When a genocidal state official proudly films powerless detainees, cruelty is no longer a secret, but a policy theatre.

Airport Violence Added Another Layer

It did not end with unlawful detention and punishment, as another episode of extreme humiliation was shown at the airport. At the Bilbao Airport, after some activists returned from Israeli detention, police harshly beat them. Videos showed some police officers brutally beating and dragging humanitarian activists.

This was just a glimpse of how Israel treats people who come to help humanity. They were maltreated in such an inhumane way to make them an example for the world. Anyone who comes to Gaza to help people will either be killed or detained in death-like prisons.

In this scenario, words are not enough as Palestinians remain heavily trapped, and those trying to reach them are harshly beaten, detained, deported, or killed. Condemnation must turn into legal action, sanctions, arms restrictions, diplomatic costs, and pressure to end the genocide.

The World Saw the Blockade’s Face

Israel may deny everything, but the world knows about its genocidal policies far better than ever before. It may deport activists and call the flotilla a provocation, but this episode revealed something the world should not unsee.

Even some activists from Brazil and Spain are still detained by Israel, and they are being punished in unprecedented ways. In this regard, Amnesty International also reported several injuries to these flotilla activists during detention.

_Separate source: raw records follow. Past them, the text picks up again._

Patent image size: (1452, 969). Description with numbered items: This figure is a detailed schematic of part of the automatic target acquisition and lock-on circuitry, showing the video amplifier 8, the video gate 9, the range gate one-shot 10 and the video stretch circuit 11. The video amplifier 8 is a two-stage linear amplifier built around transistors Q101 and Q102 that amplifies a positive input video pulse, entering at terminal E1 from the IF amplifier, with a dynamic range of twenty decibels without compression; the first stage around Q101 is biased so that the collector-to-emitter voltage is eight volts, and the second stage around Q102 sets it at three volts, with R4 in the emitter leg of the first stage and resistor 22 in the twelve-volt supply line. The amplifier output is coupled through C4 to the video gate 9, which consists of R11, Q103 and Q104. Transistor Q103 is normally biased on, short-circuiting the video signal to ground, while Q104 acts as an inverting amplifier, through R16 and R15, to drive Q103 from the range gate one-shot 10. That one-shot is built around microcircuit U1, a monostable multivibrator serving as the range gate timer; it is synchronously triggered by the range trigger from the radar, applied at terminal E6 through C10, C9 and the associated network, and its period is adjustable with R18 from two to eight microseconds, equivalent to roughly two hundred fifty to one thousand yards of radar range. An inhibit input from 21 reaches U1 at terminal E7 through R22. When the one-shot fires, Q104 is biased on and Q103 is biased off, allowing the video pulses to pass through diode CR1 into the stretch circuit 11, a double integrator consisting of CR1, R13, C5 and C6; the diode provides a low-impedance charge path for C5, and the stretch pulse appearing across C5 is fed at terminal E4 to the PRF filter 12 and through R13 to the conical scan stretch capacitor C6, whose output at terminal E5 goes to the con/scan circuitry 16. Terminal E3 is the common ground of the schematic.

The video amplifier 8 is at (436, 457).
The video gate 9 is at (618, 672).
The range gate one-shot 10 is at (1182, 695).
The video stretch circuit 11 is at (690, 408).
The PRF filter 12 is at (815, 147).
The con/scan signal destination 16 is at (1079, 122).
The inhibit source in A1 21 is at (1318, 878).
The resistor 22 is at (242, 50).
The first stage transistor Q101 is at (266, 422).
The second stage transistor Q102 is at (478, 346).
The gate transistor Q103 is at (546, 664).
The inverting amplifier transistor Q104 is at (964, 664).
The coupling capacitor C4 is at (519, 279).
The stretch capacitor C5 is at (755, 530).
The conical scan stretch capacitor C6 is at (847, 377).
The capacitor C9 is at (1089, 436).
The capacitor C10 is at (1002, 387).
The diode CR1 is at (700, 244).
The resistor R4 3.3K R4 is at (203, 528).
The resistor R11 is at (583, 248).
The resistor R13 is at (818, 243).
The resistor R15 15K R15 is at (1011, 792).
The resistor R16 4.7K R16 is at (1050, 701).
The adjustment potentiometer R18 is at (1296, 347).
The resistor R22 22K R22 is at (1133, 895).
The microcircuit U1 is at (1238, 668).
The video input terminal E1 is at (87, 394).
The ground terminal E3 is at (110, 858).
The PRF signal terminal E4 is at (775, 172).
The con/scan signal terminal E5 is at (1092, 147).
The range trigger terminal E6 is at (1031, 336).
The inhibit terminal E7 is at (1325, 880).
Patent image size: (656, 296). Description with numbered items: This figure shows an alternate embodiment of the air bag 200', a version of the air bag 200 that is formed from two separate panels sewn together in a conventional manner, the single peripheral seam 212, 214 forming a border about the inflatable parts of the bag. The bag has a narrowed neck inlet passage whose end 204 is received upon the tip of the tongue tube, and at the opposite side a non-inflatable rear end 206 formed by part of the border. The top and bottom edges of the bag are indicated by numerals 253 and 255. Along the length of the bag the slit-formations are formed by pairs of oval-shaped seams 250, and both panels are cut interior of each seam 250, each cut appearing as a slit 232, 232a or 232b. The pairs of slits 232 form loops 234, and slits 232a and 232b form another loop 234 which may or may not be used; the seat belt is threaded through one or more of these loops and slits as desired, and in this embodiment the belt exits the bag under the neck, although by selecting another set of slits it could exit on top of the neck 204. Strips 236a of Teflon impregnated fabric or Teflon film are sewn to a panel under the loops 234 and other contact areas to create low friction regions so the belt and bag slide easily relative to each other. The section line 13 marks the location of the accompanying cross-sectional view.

After observing all this, one thing is certain: Israel is trying to eliminate Palestine from the world map and make every effort to stop necessary aid from reaching Gaza. Nobody can imagine the instances of cruelty by Israel in the 21st century. Even the International Court of Justice has urged this prolonged genocide to be stopped as soon as possible; otherwise, life in Gaza is under extreme threat.

Gaza’s isolation is being enforced with extreme cruelty. This time, the world did not have to imagine it. It is already watching!